運送業は、私たちの日常生活を支える非常に重要な業務。だからこそ、多くの企業が皆勤手当を導入しているのです。
郵便業
郵便業もまた、運送業と同じく現代社会において必須とされる業務のひとつ。だからこそ、多くの企業が皆勤手当を導入しているのです。
そもそも郵便業とは、郵便物や信書便物として差し出された物品の引受や取集、区分および配達を行う事業のこと。
厳密にいえば、郵便局または簡易郵便局で行う郵便事業は郵便業に分類されます。しかし銀行窓口業務や物流事業は、該当しません(金融代理業や道路貨物運送業、運輸に附帯するサービス業になる)。
採石業
採石業とは、以下2つの定義を満たした職業のこと。
- ダムや道路の建設、宅地の造成など営利・非営利に関係なく岩石の採取を目的とする事業
- 事業目的が岩石採取でなくても、社会通念からみて採石業の実施と見なされる行為が伴う事業(工事現場において分離された岩石を販売、もしくはほかの場所で使用する事業などがこれに該当する)
採石業では、肉体労働が主な仕事です。従業員のモチベーションを喚起する目的で、皆勤手当を導入しています。
砂利採取業
採石業とよく似た事業に「砂利採取業」があります。砂利採取業とは、営利・非営利、また個人・法人に関係なく洗浄を含む砂利の採取を事業目的として反復継続する事業のこと。

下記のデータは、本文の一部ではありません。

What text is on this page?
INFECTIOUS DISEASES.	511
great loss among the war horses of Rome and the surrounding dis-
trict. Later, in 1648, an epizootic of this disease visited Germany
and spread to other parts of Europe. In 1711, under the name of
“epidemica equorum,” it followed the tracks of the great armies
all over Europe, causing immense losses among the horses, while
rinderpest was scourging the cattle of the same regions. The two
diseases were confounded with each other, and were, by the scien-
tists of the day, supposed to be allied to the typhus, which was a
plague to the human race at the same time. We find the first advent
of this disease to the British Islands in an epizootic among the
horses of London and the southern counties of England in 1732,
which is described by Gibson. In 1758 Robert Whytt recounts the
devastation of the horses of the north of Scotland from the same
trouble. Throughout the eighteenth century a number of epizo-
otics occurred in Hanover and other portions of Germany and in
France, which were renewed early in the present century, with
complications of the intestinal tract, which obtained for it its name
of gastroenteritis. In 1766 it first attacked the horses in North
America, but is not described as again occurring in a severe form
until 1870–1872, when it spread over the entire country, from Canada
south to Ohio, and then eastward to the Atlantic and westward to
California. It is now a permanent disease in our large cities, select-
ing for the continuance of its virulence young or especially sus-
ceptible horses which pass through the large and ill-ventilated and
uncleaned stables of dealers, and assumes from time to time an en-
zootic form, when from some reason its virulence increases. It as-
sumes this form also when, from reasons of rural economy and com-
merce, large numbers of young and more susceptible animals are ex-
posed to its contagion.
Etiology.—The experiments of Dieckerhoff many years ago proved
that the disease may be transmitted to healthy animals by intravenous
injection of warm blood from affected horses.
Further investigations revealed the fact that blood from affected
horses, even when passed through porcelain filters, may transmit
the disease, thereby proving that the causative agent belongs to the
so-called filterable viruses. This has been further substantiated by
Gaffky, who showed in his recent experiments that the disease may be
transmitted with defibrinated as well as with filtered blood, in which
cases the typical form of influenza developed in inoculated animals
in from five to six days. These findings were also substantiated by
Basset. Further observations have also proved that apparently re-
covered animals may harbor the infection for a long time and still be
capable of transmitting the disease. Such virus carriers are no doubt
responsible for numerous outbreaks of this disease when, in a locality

こちらも採石業と同じく、欠員の発生が他従業員の負担に影響します。必要以上に負担を増やさず、従業員のやる気を削がないためにも、皆勤手当が重要な役割を果たしているのです。
製造業
製造業とは、原材料に加工を施して製品を生産する産業のこと。主として新製品の製造加工を行う事業所と、製造加工した新製品を主として卸売する事業所の両条件を備えています。
皆勤手当は、製造業でも「一人欠勤してしまうとそれだけで業務が滞り、バランスが崩れてしまいがちな職場」で特に導入されています。